In 1920, he was imprisoned by the new Russian government and tried by the NKVD troika. It is said that Aleksas's defense speech in court saved his life; Aleksa claimed that representatives of peoples enslaved by the Russian Tsar could not be volunteers in the White Army, and so consequently Aleksa ended up in it against his will. After Aleksa's speech, him and one Latvian were acquitted, while the others were shot. In 1922, he got a job in Kharkov at the Lithuanian embassy. After he formed an echelon of Lithuanian war exiles in Crimea, he arrived in Lithuania in the summer of 1922. He and his wife Marija Aleksienė née Kožanevska adopted two children.

===Professor in Lithuania===
From 1922 to 1924, Aleksa lectured at the Dotnuva School of Agriculture, and at Vytautas Magnus University Agriculture Academy from 1924 to 1938. From 1926 to 1927 and from 1928 to 1936, he was a prorector. In 1923, Aleksa became one of the creators of the Lithuanian Veterinary Doctor Academy, being its chairman for a few years. From 1932 to 1938, Aleksa was a permanent representative of Lithuania at the Office International des Epizooties in Paris. Aleksa was made professor in 1927. In 1928, he was awarded the Order of the Grand Duke Gediminas, 3rd degree. Aleksa was the first to do sociological research on women living in urban villages, publishing the book Lietuvos moteris sodietė in 1932 with his own funds, distributing copies for free.
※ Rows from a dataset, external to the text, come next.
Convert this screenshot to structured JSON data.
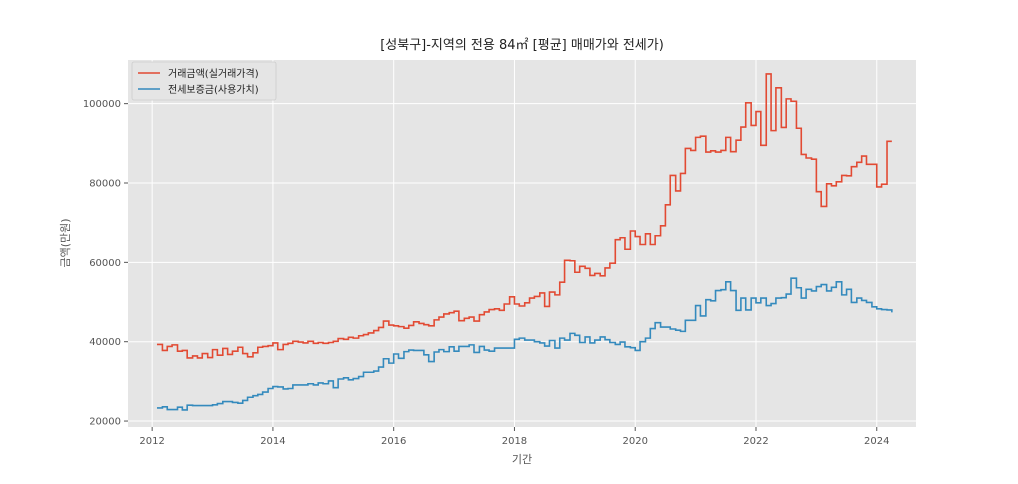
{
  "chart_data": {
    "type": "line",
    "title": "[성북구]-지역의 전용 84㎡ [평균] 매매가와 전세가)",
    "xlabel": "기간",
    "ylabel": "금액(만원)",
    "xlim": [
      2011.6,
      2024.65
    ],
    "ylim": [
      18500,
      111000
    ],
    "x_ticks": [
      2012,
      2014,
      2016,
      2018,
      2020,
      2022,
      2024
    ],
    "y_ticks": [
      20000,
      40000,
      60000,
      80000,
      100000
    ],
    "y_tick_labels": [
      "20000",
      "40000",
      "60000",
      "80000",
      "100000"
    ],
    "grid": true,
    "legend_position": "upper-left",
    "step": true,
    "series": [
      {
        "name": "거래금액(실거래가격)",
        "color": "#e24a33",
        "points": [
          [
            2012.08,
            39300
          ],
          [
            2012.17,
            37800
          ],
          [
            2012.25,
            38800
          ],
          [
            2012.33,
            39200
          ],
          [
            2012.42,
            37600
          ],
          [
            2012.5,
            37800
          ],
          [
            2012.58,
            35900
          ],
          [
            2012.67,
            36400
          ],
          [
            2012.75,
            35900
          ],
          [
            2012.83,
            37000
          ],
          [
            2012.92,
            36000
          ],
          [
            2013.0,
            38000
          ],
          [
            2013.08,
            36600
          ],
          [
            2013.17,
            38300
          ],
          [
            2013.25,
            36800
          ],
          [
            2013.33,
            37600
          ],
          [
            2013.42,
            38600
          ],
          [
            2013.5,
            37000
          ],
          [
            2013.58,
            36200
          ],
          [
            2013.67,
            37200
          ],
          [
            2013.75,
            38600
          ],
          [
            2013.83,
            38800
          ],
          [
            2013.92,
            39000
          ],
          [
            2014.0,
            39700
          ],
          [
            2014.08,
            38000
          ],
          [
            2014.17,
            39300
          ],
          [
            2014.25,
            39600
          ],
          [
            2014.33,
            40100
          ],
          [
            2014.42,
            39900
          ],
          [
            2014.5,
            39700
          ],
          [
            2014.58,
            40100
          ],
          [
            2014.67,
            39600
          ],
          [
            2014.75,
            39800
          ],
          [
            2014.83,
            39600
          ],
          [
            2014.92,
            39800
          ],
          [
            2015.0,
            40100
          ],
          [
            2015.08,
            40800
          ],
          [
            2015.17,
            40600
          ],
          [
            2015.25,
            41100
          ],
          [
            2015.33,
            40900
          ],
          [
            2015.42,
            41500
          ],
          [
            2015.5,
            41800
          ],
          [
            2015.58,
            42200
          ],
          [
            2015.67,
            42800
          ],
          [
            2015.75,
            43600
          ],
          [
            2015.83,
            45200
          ],
          [
            2015.92,
            44200
          ],
          [
            2016.0,
            44000
          ],
          [
            2016.08,
            43800
          ],
          [
            2016.17,
            43400
          ],
          [
            2016.25,
            44100
          ],
          [
            2016.33,
            45000
          ],
          [
            2016.42,
            44600
          ],
          [
            2016.5,
            44300
          ],
          [
            2016.58,
            44000
          ],
          [
            2016.67,
            45500
          ],
          [
            2016.75,
            46200
          ],
          [
            2016.83,
            47000
          ],
          [
            2016.92,
            47300
          ],
          [
            2017.0,
            47700
          ],
          [
            2017.08,
            45300
          ],
          [
            2017.17,
            45900
          ],
          [
            2017.25,
            46200
          ],
          [
            2017.33,
            45200
          ],
          [
            2017.42,
            46800
          ],
          [
            2017.5,
            47500
          ],
          [
            2017.58,
            48100
          ],
          [
            2017.67,
            48300
          ],
          [
            2017.75,
            47900
          ],
          [
            2017.83,
            49500
          ],
          [
            2017.92,
            51300
          ],
          [
            2018.0,
            49500
          ],
          [
            2018.08,
            49000
          ],
          [
            2018.17,
            49800
          ],
          [
            2018.25,
            51000
          ],
          [
            2018.33,
            51400
          ],
          [
            2018.42,
            52300
          ],
          [
            2018.5,
            48900
          ],
          [
            2018.58,
            52500
          ],
          [
            2018.67,
            51800
          ],
          [
            2018.75,
            55000
          ],
          [
            2018.83,
            60500
          ],
          [
            2018.92,
            60400
          ],
          [
            2019.0,
            57500
          ],
          [
            2019.08,
            59000
          ],
          [
            2019.17,
            58500
          ],
          [
            2019.25,
            56700
          ],
          [
            2019.33,
            57200
          ],
          [
            2019.42,
            56600
          ],
          [
            2019.5,
            58600
          ],
          [
            2019.58,
            59800
          ],
          [
            2019.67,
            65700
          ],
          [
            2019.75,
            66200
          ],
          [
            2019.83,
            63300
          ],
          [
            2019.92,
            67900
          ],
          [
            2020.0,
            66500
          ],
          [
            2020.08,
            64500
          ],
          [
            2020.17,
            67200
          ],
          [
            2020.25,
            64500
          ],
          [
            2020.33,
            66700
          ],
          [
            2020.42,
            69200
          ],
          [
            2020.5,
            74500
          ],
          [
            2020.58,
            81900
          ],
          [
            2020.67,
            78000
          ],
          [
            2020.75,
            82400
          ],
          [
            2020.83,
            88700
          ],
          [
            2020.92,
            88200
          ],
          [
            2021.0,
            91500
          ],
          [
            2021.08,
            91800
          ],
          [
            2021.17,
            87800
          ],
          [
            2021.25,
            88100
          ],
          [
            2021.33,
            87800
          ],
          [
            2021.42,
            88200
          ],
          [
            2021.5,
            91500
          ],
          [
            2021.58,
            87900
          ],
          [
            2021.67,
            90800
          ],
          [
            2021.75,
            94100
          ],
          [
            2021.83,
            100200
          ],
          [
            2021.92,
            94500
          ],
          [
            2022.0,
            98000
          ],
          [
            2022.08,
            89500
          ],
          [
            2022.17,
            107500
          ],
          [
            2022.25,
            93200
          ],
          [
            2022.33,
            104000
          ],
          [
            2022.42,
            94000
          ],
          [
            2022.5,
            101200
          ],
          [
            2022.58,
            100600
          ],
          [
            2022.67,
            93800
          ],
          [
            2022.75,
            87200
          ],
          [
            2022.83,
            86300
          ],
          [
            2022.92,
            86000
          ],
          [
            2023.0,
            77800
          ],
          [
            2023.08,
            74100
          ],
          [
            2023.17,
            79800
          ],
          [
            2023.25,
            79300
          ],
          [
            2023.33,
            80300
          ],
          [
            2023.42,
            81900
          ],
          [
            2023.5,
            81800
          ],
          [
            2023.58,
            84100
          ],
          [
            2023.67,
            85200
          ],
          [
            2023.75,
            86800
          ],
          [
            2023.83,
            84700
          ],
          [
            2023.92,
            84700
          ],
          [
            2024.0,
            79000
          ],
          [
            2024.08,
            79700
          ],
          [
            2024.17,
            90500
          ],
          [
            2024.25,
            90500
          ]
        ]
      },
      {
        "name": "전세보증금(사용가치)",
        "color": "#348abd",
        "points": [
          [
            2012.08,
            23300
          ],
          [
            2012.17,
            23600
          ],
          [
            2012.25,
            22900
          ],
          [
            2012.33,
            22900
          ],
          [
            2012.42,
            23500
          ],
          [
            2012.5,
            22800
          ],
          [
            2012.58,
            24000
          ],
          [
            2012.67,
            23900
          ],
          [
            2012.75,
            23900
          ],
          [
            2012.83,
            23900
          ],
          [
            2012.92,
            23900
          ],
          [
            2013.0,
            24100
          ],
          [
            2013.08,
            24400
          ],
          [
            2013.17,
            24900
          ],
          [
            2013.25,
            24900
          ],
          [
            2013.33,
            24700
          ],
          [
            2013.42,
            24500
          ],
          [
            2013.5,
            25200
          ],
          [
            2013.58,
            26000
          ],
          [
            2013.67,
            26400
          ],
          [
            2013.75,
            26700
          ],
          [
            2013.83,
            27300
          ],
          [
            2013.92,
            28200
          ],
          [
            2014.0,
            28700
          ],
          [
            2014.08,
            28600
          ],
          [
            2014.17,
            28100
          ],
          [
            2014.25,
            28200
          ],
          [
            2014.33,
            29100
          ],
          [
            2014.42,
            29100
          ],
          [
            2014.5,
            29100
          ],
          [
            2014.58,
            29400
          ],
          [
            2014.67,
            29100
          ],
          [
            2014.75,
            29600
          ],
          [
            2014.83,
            29400
          ],
          [
            2014.92,
            30100
          ],
          [
            2015.0,
            28400
          ],
          [
            2015.08,
            30600
          ],
          [
            2015.17,
            30900
          ],
          [
            2015.25,
            30400
          ],
          [
            2015.33,
            30700
          ],
          [
            2015.42,
            31200
          ],
          [
            2015.5,
            32300
          ],
          [
            2015.58,
            32300
          ],
          [
            2015.67,
            32600
          ],
          [
            2015.75,
            33600
          ],
          [
            2015.83,
            35700
          ],
          [
            2015.92,
            34600
          ],
          [
            2016.0,
            36900
          ],
          [
            2016.08,
            35800
          ],
          [
            2016.17,
            37500
          ],
          [
            2016.25,
            37900
          ],
          [
            2016.33,
            37800
          ],
          [
            2016.42,
            37800
          ],
          [
            2016.5,
            36700
          ],
          [
            2016.58,
            35000
          ],
          [
            2016.67,
            37400
          ],
          [
            2016.75,
            38000
          ],
          [
            2016.83,
            37500
          ],
          [
            2016.92,
            38700
          ],
          [
            2017.0,
            37600
          ],
          [
            2017.08,
            38800
          ],
          [
            2017.17,
            38800
          ],
          [
            2017.25,
            39200
          ],
          [
            2017.33,
            37300
          ],
          [
            2017.42,
            38800
          ],
          [
            2017.5,
            37900
          ],
          [
            2017.58,
            37600
          ],
          [
            2017.67,
            38400
          ],
          [
            2017.75,
            38400
          ],
          [
            2017.83,
            38400
          ],
          [
            2017.92,
            38400
          ],
          [
            2018.0,
            40600
          ],
          [
            2018.08,
            40900
          ],
          [
            2018.17,
            40400
          ],
          [
            2018.25,
            40400
          ],
          [
            2018.33,
            40000
          ],
          [
            2018.42,
            39700
          ],
          [
            2018.5,
            38900
          ],
          [
            2018.58,
            40300
          ],
          [
            2018.67,
            38400
          ],
          [
            2018.75,
            40900
          ],
          [
            2018.83,
            40400
          ],
          [
            2018.92,
            42100
          ],
          [
            2019.0,
            41600
          ],
          [
            2019.08,
            39800
          ],
          [
            2019.17,
            41200
          ],
          [
            2019.25,
            39700
          ],
          [
            2019.33,
            40400
          ],
          [
            2019.42,
            41200
          ],
          [
            2019.5,
            40500
          ],
          [
            2019.58,
            39800
          ],
          [
            2019.67,
            39300
          ],
          [
            2019.75,
            39900
          ],
          [
            2019.83,
            38700
          ],
          [
            2019.92,
            38500
          ],
          [
            2020.0,
            37800
          ],
          [
            2020.08,
            40000
          ],
          [
            2020.17,
            40900
          ],
          [
            2020.25,
            43300
          ],
          [
            2020.33,
            44800
          ],
          [
            2020.42,
            43700
          ],
          [
            2020.5,
            43700
          ],
          [
            2020.58,
            43200
          ],
          [
            2020.67,
            42900
          ],
          [
            2020.75,
            42600
          ],
          [
            2020.83,
            45400
          ],
          [
            2020.92,
            45400
          ],
          [
            2021.0,
            49100
          ],
          [
            2021.08,
            46500
          ],
          [
            2021.17,
            50600
          ],
          [
            2021.25,
            50300
          ],
          [
            2021.33,
            52900
          ],
          [
            2021.42,
            53100
          ],
          [
            2021.5,
            55100
          ],
          [
            2021.58,
            52900
          ],
          [
            2021.67,
            47900
          ],
          [
            2021.75,
            51000
          ],
          [
            2021.83,
            48000
          ],
          [
            2021.92,
            51000
          ],
          [
            2022.0,
            49800
          ],
          [
            2022.08,
            51000
          ],
          [
            2022.17,
            49100
          ],
          [
            2022.25,
            49600
          ],
          [
            2022.33,
            51000
          ],
          [
            2022.42,
            51100
          ],
          [
            2022.5,
            52000
          ],
          [
            2022.58,
            56000
          ],
          [
            2022.67,
            53600
          ],
          [
            2022.75,
            51000
          ],
          [
            2022.83,
            53200
          ],
          [
            2022.92,
            52800
          ],
          [
            2023.0,
            53900
          ],
          [
            2023.08,
            54400
          ],
          [
            2023.17,
            52800
          ],
          [
            2023.25,
            53700
          ],
          [
            2023.33,
            55100
          ],
          [
            2023.42,
            51800
          ],
          [
            2023.5,
            53200
          ],
          [
            2023.58,
            49900
          ],
          [
            2023.67,
            51000
          ],
          [
            2023.75,
            50400
          ],
          [
            2023.83,
            49900
          ],
          [
            2023.92,
            48800
          ],
          [
            2024.0,
            48300
          ],
          [
            2024.08,
            48100
          ],
          [
            2024.17,
            48000
          ],
          [
            2024.25,
            47400
          ]
        ]
      }
    ]
  }
}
In 1930, he opened a new Household Section in the Agriculture Academy, where female household agronomists were trained. Aleksa was one of the main creators of the Lithuanian University of Health Sciences Veterinary Academy, being its lecturer from 1938 to 1940. Aleksa was a co-author of a book on veterinary medicine published in 1936 in Toulouse. Aleksa was the first to write on the history of veterinary medicine in Lithuania and to do research on coprology. Aleksa was also one of the first to create Lithuanian names for veterinary terms and to study zoopsychology. As an archeologist, Aleksa was the first to study horse skeletons in mass graves in Lithuania. Aleksa contributed to numerous publications such as Karys, Gamta, Lietuvos žinios, and Naujoji Romuva. From 1931 to 1944, he wrote articles for the Lietuviškoji enciklopedija (Lithuanian Encyclopedia), the first Lithuanian encyclopedia.

===Later years===
During the Nazi occupation of Lithuania, Aleksa declined a more career-prospective position, which in turn would please the local Nazi government, and as such was prohibited from living and working in Kaunas. From 1941 to 1944, he was the head of the Vilnius District's veterinary hospital. He was also the head of the Department of Special Zootechnics, being made an honorary doctor in 1941, and its prorector from 1944 until 1946. From 1944 to 1956, Aleksa again was made lecturer of the Veterinary Academy. Aleksa wrote for the underground Lithuanian press, and during Soviet occupation, he secretly lectured students on genetics, which was prohibited at the time. For his illegal lectures, private property, and recognition of Western scientists, Aleksa was regularly criticized and persecuted by the Soviet government.

He died on 6 November 1956. He was buried in the Eiguliai Cemetery in Kaunas.